John Cook puts it well:

There’s only one symbol in statistics, “p”. The same variable represents everything. You just get used to it and figure out which p is which from context. It reminds me of George Forman naming all five of his sons George. Here’s an example I [Cook] ran across recently where p represents four different functions in one equation:

p(θ | x) = p(x | θ) p(θ) / p(x)

Usually this is done with no explanation, but in the example above the author explains that he’s denoting entirely different functions with the same symbol in order to avoid the “clumsy notation” that being explicit would require.

Sometimes the overloading of the 16th letter of the English alphabet becomes just too much and statisticians break down and use the Greek counterpart, π (pi). So then to make matters even more confusing to the uninitiated, π can be a variable or a function.

He’s right, and I say this as someone who’s done my part to spread this notation. We talk in Bayesian Data Analysis about how to use this notation and why it’s more rigorous than it might seem as first. I really really don’t like the notation where people use f for sampling distributions, pi for priors, and L for likelihoods. To me, that really misses the point. The notation shouldn’t depend on the order in which the distributions are specified. They’re all probability distributions, that’s the point.

But we have different *words* for priors, likelihoods, and sampling distributions, and we frequently find it convenient to differentiate them (otherwise, different words would be unnecessary; they'd all be "distributions", as you say). Since notation is simply formalized language, what it the harm in differentiating them in notation too? As someone who has gotten used to the notation, it doesn't matter much, but it seems too strong to say that notation shouldn't depend on the role of the distribution, when the language you used clearly does.
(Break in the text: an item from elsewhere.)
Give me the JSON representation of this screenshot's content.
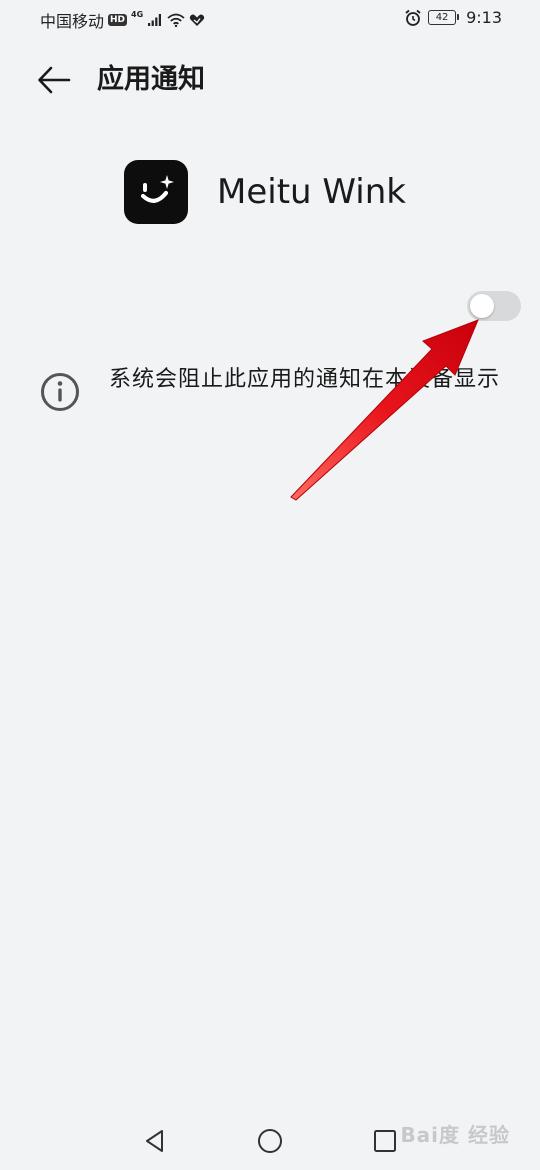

Stats notation, like most language, is highly context-dependent. You typically need to know the context to interpret the four different functions called p in p(a|b)p(b)=p(b|a)p(a).

As a consequence, formulas can't stand on their own. Typically there are parameters simply elided; that is, p(b) is really shorthand for p(b|theta) where theta is some implicit model parameter.

Vector notation is typically underspecified, with the same symbol (x or theta) being used for scalars and vectors (and sometimes whole matrices).

Expectation notation gets confusing because it almost never indicates which variables are being integrated over which distributions.

The problem is much more acute for novices. Once you know what you're doing, it's pretty obvious which variables are of which type and which distribution p refers to. They're the ones that make the formulas work out to be true.

I find it much easier to undertand models presented in something like BUGS format, because it makes all the notation really explicit.

If you want to use the Greek counterpart (pi), Friday 3/14 would be a good day to do it.

March 14 is international pi day. http://en.wikipedia.org/wiki/Pi_Day

I agree with you that all of these quantities are probability distributions, and find this unifying way of thinking of them helpful. But not all seem to agree. I've recently run across a new book in Bayesian reliability where the author insists on referring to P(T>t|lambda) as a chance instead of a probability, reserving probability for the marginal probability, P(T>t). I've also recently read an essay by a contemporary philosopher who insists that the likelihood is somehow different from a probability, yet uses Pr(O|H) for the likelihood of observation, O, given hypothesis, H. This is part of the reason I can't seem to extract much of value from modern philosophical writing.